The model output that I’m storing in a ray dataset column will be a list that varies in length and the elements in the list will be numpy arrays of varying lengths.
For example, one row value for the model output column may look like:
[np.array([[1,2], [3, 4]]), np.array([[5,2], [3, 2], [1,2]])]
Another row value for the model output column may look like:
[np.array([[1,2], [0, 9]])]
Looking at the latest ray release - I was running into [data] fix nested ragged ndarray by raulchen · Pull Request #44236 · ray-project/ray · GitHub bug before. I thought the problem was the lists because when I wrapped the list in a dataclass my code worked.
I’m still having issues though.
I tried setting the column to be like some of the examples I listed above and then somehow when I do a groupby it converts the column to be in a pandas dataframe format and the list gets converted to an nd numpy array and then pandas complains:
2024-04-24 17:59:46,064 ERROR streaming_executor_state.py:446 -- An exception was raised from a task of operator "Map(add_image_name)->Map(cal_water_mask)->FlatMap(tile_image)->MapBatches(drop_columns)->Map(MaskRCNNPredictor)". Dataset execution will now abort. To ignore this exception and continue, set DataContext.max_errored_blocks.
2024-04-24 17:59:46,072 WARNING actor_pool_map_operator.py:292 -- To ensure full parallelization across an actor pool of size 2, the Dataset should consist of at least 2 distinct blocks. Consider increasing the parallelism when creating the Dataset.
2024-04-24 17:59:46,073 ERROR exceptions.py:73 -- Exception occurred in Ray Data or Ray Core internal code. If you continue to see this error, please open an issue on the Ray project GitHub page with the full stack trace below: https://github.com/ray-project/ray/issues/new/choose
ray.data.exceptions.SystemException
The above exception was the direct cause of the following exception:
Traceback (most recent call last):
File "/usr/local/home/kaylahardie/MAPLE_v3/ray_maple_workflow_flat.py", line 110, in <module>
data_per_image.schema())
File "/usr/local/home/kaylahardie/miniconda3/envs/maple_py310_ray/lib/python3.10/site-packages/ray/data/dataset.py", line 2540, in schema
base_schema = self.limit(1)._plan.schema(fetch_if_missing=fetch_if_missing)

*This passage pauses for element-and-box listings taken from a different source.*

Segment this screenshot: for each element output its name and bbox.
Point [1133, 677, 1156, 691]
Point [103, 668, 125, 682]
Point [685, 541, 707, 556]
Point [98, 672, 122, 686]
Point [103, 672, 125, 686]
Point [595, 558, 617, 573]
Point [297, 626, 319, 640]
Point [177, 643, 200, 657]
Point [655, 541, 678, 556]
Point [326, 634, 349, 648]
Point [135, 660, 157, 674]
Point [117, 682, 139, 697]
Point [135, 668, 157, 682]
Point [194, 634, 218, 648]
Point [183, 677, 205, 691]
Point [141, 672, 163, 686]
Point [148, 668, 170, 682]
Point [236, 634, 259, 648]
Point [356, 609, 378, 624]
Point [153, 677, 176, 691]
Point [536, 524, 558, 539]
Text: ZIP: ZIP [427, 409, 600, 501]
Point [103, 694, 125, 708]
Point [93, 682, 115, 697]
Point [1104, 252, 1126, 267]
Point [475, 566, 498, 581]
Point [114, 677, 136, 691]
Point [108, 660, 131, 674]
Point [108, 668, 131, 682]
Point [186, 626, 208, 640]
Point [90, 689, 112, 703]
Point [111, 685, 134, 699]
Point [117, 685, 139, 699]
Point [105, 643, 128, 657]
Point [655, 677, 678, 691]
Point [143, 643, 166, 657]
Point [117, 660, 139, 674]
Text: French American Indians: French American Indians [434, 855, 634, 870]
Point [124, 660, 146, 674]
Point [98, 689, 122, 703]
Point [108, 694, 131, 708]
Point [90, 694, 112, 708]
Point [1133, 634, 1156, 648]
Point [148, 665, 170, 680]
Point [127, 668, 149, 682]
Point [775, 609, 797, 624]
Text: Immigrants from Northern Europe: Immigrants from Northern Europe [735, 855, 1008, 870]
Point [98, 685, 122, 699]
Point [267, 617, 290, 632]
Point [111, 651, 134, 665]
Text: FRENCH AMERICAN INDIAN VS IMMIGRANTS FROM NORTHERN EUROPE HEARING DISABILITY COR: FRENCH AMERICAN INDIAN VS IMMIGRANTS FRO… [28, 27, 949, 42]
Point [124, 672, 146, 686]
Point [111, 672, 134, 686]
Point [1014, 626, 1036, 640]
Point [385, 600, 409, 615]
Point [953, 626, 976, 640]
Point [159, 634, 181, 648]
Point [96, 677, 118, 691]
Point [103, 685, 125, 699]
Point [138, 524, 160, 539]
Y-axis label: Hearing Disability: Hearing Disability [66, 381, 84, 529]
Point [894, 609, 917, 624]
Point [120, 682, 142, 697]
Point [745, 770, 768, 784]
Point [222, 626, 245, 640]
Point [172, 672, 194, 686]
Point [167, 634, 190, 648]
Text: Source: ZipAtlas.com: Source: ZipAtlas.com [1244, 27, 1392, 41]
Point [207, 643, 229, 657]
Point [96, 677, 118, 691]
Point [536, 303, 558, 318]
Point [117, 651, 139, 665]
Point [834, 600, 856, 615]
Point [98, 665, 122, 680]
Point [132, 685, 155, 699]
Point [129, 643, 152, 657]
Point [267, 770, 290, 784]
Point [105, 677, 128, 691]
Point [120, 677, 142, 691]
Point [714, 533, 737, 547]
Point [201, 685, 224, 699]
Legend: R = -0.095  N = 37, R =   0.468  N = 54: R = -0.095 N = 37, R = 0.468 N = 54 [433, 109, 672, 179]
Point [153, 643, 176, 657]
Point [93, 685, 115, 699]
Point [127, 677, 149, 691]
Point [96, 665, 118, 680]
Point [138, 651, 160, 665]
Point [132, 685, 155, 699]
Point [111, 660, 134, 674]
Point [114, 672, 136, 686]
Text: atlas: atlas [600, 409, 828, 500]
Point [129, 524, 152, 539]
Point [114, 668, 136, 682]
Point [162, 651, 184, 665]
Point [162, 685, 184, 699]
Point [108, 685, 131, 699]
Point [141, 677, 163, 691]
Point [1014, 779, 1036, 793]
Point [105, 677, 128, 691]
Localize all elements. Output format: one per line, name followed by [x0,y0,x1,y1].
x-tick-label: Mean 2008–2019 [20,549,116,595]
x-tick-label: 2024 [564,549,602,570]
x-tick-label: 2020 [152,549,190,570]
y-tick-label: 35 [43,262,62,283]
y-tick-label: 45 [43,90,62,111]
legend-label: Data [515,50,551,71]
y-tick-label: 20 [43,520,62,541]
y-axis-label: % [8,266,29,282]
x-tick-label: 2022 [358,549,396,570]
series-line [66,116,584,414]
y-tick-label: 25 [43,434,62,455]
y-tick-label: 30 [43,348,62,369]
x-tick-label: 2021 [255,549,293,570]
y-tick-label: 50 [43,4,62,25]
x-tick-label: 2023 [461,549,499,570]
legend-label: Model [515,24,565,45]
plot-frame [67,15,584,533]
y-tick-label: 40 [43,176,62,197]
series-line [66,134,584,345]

File "/usr/local/home/kaylahardie/miniconda3/envs/maple_py310_ray/lib/python3.10/site-packages/ray/data/_internal/plan.py", line 387, in schema
self.execute()
File "/usr/local/home/kaylahardie/miniconda3/envs/maple_py310_ray/lib/python3.10/site-packages/ray/data/exceptions.py", line 86, in handle_trace
raise e.with_traceback(None) from SystemException()
ray.exceptions.RayTaskError(ValueError): ray::Map(add_image_name)->Map(cal_water_mask)->FlatMap(tile_image)->MapBatches(drop_columns)->Map(MaskRCNNPredictor)() (pid=2933112, ip=192.168.36.107, actor_id=06e8174ddd5f71f1cade3e6401000000, repr=MapWorker(Map(add_image_name)->Map(cal_water_mask)->FlatMap(tile_image)->MapBatches(drop_columns)->Map(MaskRCNNPredictor)))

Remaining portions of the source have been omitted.